Albedo, arms behind his back, nodded with clinical interest. "The Lancia's suspension geometry was never designed for this exact route. But her adaptation rate is beyond rational expectation. She's driving it as if it was built for this mountain."

Collei's gaze didn't waver. "She's making it belong."

On the course, the road narrowed into a series of tight downhill hairpins. Blade double-clutched and heel-toed into second, the Evo's chassis compressed hard into the apex, tires screeching with fury. But even as he accelerated out, he could hear her coming—feel her. That Italian howl wasn't behind him anymore.

It was beside him.

"What the—?!" Blade shouted, snapping his head left.

The Lancia surged up next to him, its right tires barely within the white line, its left tires skirting the uneven shoulder of the cliffside. It shouldn't have fit. It couldn't fit. But it was there.

"You fucking maniac!" Blade howled, trying to nudge right, but Clorinde held the line, her eyes locked forward, foot still buried in third gear.

"There's no way she's risking a pass here—" he started.

But Clorinde was.

She saw the gap—threaded it—and didn't blink.
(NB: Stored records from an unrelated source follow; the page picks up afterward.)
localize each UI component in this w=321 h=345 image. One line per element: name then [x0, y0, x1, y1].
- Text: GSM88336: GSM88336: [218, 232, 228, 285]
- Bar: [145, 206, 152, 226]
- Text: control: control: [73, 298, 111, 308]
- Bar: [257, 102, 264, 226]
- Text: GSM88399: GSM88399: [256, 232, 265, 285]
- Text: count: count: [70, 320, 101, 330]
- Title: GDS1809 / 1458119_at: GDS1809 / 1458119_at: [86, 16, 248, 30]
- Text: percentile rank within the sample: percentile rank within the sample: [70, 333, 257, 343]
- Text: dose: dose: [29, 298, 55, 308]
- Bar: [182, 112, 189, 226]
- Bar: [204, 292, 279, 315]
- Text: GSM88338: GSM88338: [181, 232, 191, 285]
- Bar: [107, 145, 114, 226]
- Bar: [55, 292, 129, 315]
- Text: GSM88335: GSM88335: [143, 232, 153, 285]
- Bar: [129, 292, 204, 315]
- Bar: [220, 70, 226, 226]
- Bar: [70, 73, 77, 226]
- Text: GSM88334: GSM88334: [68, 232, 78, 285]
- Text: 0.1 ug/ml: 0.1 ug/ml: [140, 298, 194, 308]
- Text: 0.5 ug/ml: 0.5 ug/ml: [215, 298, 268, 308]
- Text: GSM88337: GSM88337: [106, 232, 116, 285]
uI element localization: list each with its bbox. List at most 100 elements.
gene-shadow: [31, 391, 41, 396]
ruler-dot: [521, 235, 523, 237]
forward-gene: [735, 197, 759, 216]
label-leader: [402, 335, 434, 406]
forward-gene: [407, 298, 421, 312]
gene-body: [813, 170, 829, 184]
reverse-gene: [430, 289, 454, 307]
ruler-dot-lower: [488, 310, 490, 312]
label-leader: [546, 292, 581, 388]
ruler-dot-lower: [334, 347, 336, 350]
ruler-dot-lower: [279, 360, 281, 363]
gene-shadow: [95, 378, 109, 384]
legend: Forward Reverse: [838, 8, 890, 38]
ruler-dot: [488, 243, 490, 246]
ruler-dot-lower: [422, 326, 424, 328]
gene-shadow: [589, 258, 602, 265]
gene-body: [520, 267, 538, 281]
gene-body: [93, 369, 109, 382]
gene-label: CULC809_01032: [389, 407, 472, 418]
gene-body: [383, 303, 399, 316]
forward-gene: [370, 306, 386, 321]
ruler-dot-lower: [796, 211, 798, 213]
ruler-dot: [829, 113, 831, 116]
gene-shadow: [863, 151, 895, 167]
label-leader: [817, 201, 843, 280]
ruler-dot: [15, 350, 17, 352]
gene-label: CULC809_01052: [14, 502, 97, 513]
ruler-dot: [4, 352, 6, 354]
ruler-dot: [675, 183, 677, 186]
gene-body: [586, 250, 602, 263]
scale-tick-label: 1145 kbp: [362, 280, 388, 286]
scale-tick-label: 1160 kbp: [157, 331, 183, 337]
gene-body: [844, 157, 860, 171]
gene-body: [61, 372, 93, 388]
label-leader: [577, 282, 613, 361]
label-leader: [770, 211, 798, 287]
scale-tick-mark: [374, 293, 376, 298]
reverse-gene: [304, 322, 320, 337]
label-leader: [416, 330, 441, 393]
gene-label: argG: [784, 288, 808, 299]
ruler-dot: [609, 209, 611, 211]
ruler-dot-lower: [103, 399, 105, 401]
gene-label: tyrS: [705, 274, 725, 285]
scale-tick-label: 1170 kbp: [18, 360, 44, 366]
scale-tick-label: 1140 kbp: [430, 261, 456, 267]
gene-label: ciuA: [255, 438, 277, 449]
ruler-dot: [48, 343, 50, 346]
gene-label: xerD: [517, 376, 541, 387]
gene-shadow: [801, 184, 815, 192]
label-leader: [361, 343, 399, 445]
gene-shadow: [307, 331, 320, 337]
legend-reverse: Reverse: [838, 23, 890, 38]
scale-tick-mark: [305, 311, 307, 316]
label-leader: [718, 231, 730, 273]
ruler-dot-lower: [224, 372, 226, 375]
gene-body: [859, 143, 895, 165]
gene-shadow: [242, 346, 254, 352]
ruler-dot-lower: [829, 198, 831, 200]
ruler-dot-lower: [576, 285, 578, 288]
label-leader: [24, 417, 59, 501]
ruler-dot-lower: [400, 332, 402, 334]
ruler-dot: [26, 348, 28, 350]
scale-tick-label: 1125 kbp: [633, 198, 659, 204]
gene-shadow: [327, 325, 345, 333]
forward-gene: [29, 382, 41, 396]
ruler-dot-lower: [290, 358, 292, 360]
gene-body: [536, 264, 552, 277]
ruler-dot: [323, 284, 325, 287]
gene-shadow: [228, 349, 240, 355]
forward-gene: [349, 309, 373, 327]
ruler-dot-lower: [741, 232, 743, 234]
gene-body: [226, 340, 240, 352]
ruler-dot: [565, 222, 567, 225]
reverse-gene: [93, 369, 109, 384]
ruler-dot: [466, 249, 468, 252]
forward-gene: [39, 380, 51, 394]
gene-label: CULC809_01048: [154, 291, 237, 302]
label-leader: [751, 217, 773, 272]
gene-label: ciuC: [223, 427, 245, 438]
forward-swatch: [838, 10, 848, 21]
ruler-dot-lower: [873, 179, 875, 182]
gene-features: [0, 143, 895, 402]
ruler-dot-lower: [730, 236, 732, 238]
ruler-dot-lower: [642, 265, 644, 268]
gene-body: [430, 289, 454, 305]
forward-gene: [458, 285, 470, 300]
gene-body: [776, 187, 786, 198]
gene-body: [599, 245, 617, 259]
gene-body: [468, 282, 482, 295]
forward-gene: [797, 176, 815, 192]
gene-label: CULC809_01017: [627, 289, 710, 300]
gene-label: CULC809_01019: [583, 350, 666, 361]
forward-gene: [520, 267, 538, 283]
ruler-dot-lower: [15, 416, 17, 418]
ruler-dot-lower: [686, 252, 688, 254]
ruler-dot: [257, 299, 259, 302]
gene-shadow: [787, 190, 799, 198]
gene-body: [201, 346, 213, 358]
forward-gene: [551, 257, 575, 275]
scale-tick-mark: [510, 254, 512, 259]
In that instant, her fingers flicked the shifter up into fourth with a clean, practiced motion. The moment her clutch caught, she let the supercharged engine scream, wheels spinning ever so slightly before hooking back into the pavement.

Blade panicked.

"You idiot! That's the construction zone coming up! There's no room!"

But she didn't back off. The Lancia surged forward with reckless precision, its reinforced bodywork brushing the traffic cones as it skated the shoulder. Dust kicked up, the sound of gravel spitting into the underbody like machine-gun fire.

"You're gonna kill us both!" Blade shrieked, his foot slamming the brake.

Too late.

Clorinde was already past him.

Her taillights flashed once—briefly—before she braked hard and threw the Lancia sideways into a vicious left-hand corner. All four wheels locked for half a second, tires howling bloody murder, then caught traction mid-slide. She modulated with terrifying skill—left-foot braking, half-throttle, perfectly balanced on the edge of chaos—and the 037 whipped around the bend like a coiled snake striking.

Blade overshot the entry, scrambling to recover. His Evo's understeer flared at the worst possible time, and the back end swung out in a sloppy fishtail. He caught it, but he was already two... no—three car lengths behind.

"God DAMN it!!" he screamed, pounding the wheel.

Clorinde didn't hear him.

Didn't care.

She was gone.

Her foot stayed down, keeping the Lancia wound tight in the final descent. The gauges vibrated with fury—oil pressure held steady, tach redlining as she shifted to fifth. Wind roared past her half-rolled-down window. The scent of brake dust, scorched rubber, and pine sap filled the cabin.

The finish line appeared around the final bend—a blur of headlights, phones, and astonished faces.

Clorinde didn't slow until she had to.

The message was clear:

Don't fuck with rally history.

Not unless you're ready to get rewritten.